# Flyfishing for kings



## true-king (Oct 2, 2007)

For those who fish/have fished for kings on fly, what methods do you use? Do you use sinking line to get your fly down deep and work it quickly to the boat, etc? Do you fish wrecks or what?


----------



## Stuart H. Brown (Oct 4, 2007)

True king,

I have not been fortunate enough to catch a king on fly but have tried and will continue.From speaking with others there are several productive measures. Blindcasting in a nice chum slick works but I'm not into alot of blind casting. I would prefer tobe around some bait being worked and hope my oddswere alittle better.I don't think sinking line is a necessity unless its rough water or the fish are down.

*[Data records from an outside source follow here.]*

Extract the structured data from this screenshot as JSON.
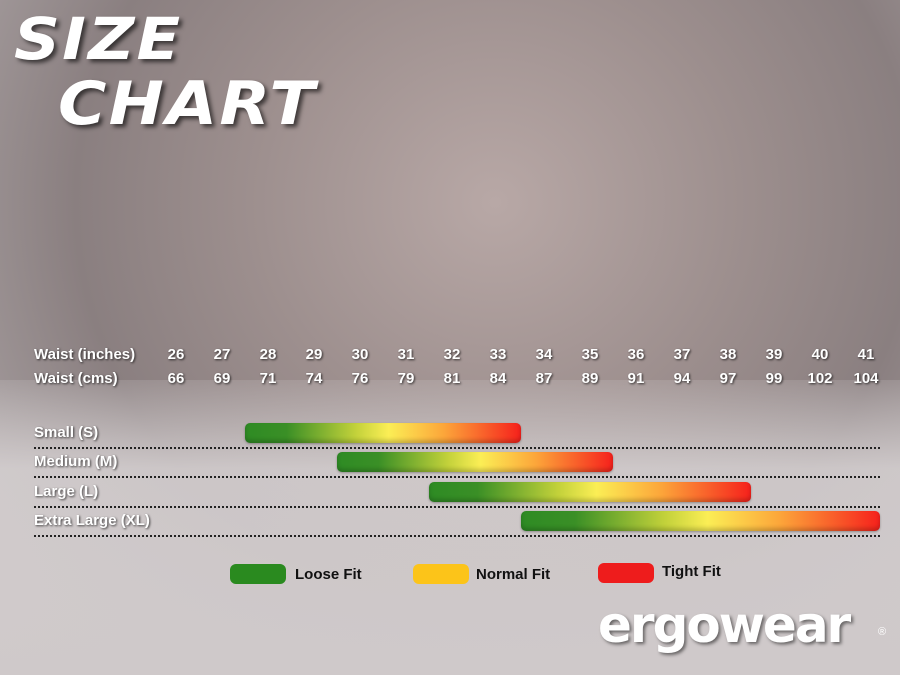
{
  "title_line1": "SIZE",
  "title_line2": "CHART",
  "chart_data": {
    "type": "range-bar",
    "row_labels": [
      "Waist (inches)",
      "Waist (cms)"
    ],
    "inches": [
      "26",
      "27",
      "28",
      "29",
      "30",
      "31",
      "32",
      "33",
      "34",
      "35",
      "36",
      "37",
      "38",
      "39",
      "40",
      "41"
    ],
    "cms": [
      "66",
      "69",
      "71",
      "74",
      "76",
      "79",
      "81",
      "84",
      "87",
      "89",
      "91",
      "94",
      "97",
      "99",
      "102",
      "104"
    ],
    "sizes": [
      {
        "label": "Small (S)",
        "from_inches": 27.5,
        "to_inches": 33.5
      },
      {
        "label": "Medium (M)",
        "from_inches": 29.5,
        "to_inches": 35.5
      },
      {
        "label": "Large (L)",
        "from_inches": 31.5,
        "to_inches": 38.5
      },
      {
        "label": "Extra Large (XL)",
        "from_inches": 33.5,
        "to_inches": 41.3
      }
    ],
    "legend": [
      {
        "label": "Loose Fit",
        "color": "#2a8a1f"
      },
      {
        "label": "Normal Fit",
        "color": "#fcc419"
      },
      {
        "label": "Tight Fit",
        "color": "#ee1c1c"
      }
    ]
  },
  "logo": {
    "text": "ergowear",
    "mark": "®"
  }
}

You do wantto retrieve as fast as possible. I'd try a two handed. If you have a lipped fly you might could let it ride in the current while at anchor. Not themost traditionalof techniques but hey, I'm no purist. Hope that atleast gives you a start. Good luck! SHB


----------



## flyliner (Oct 13, 2007)

We regularly catch kings during the summer on the fly. Hands down the most productive setup is a sinking line, I use the depth charge by Orvis. A great pattern is a white deciever with either a green or blue back and will tie on about 6 to 8 inches of sevenstrand. A figure eight knot works well for attaching fly to leader. If you know of some fads, drift by them and let fly sink as deep as possible before rapidly stripping it back to the surface. May consider investing in a chum churner. Anchor on the edge and start churning and it can be pretty solid action between the kings and big bonitas.










Caught off Destin on a clouser and sinking line


----------



## Stuart H. Brown (Oct 4, 2007)

Nice king. Thanks for giving some proven advice. How deep do you think you're fishing when you let your fly sink and what weight do you prefer? Thanks, SHB


----------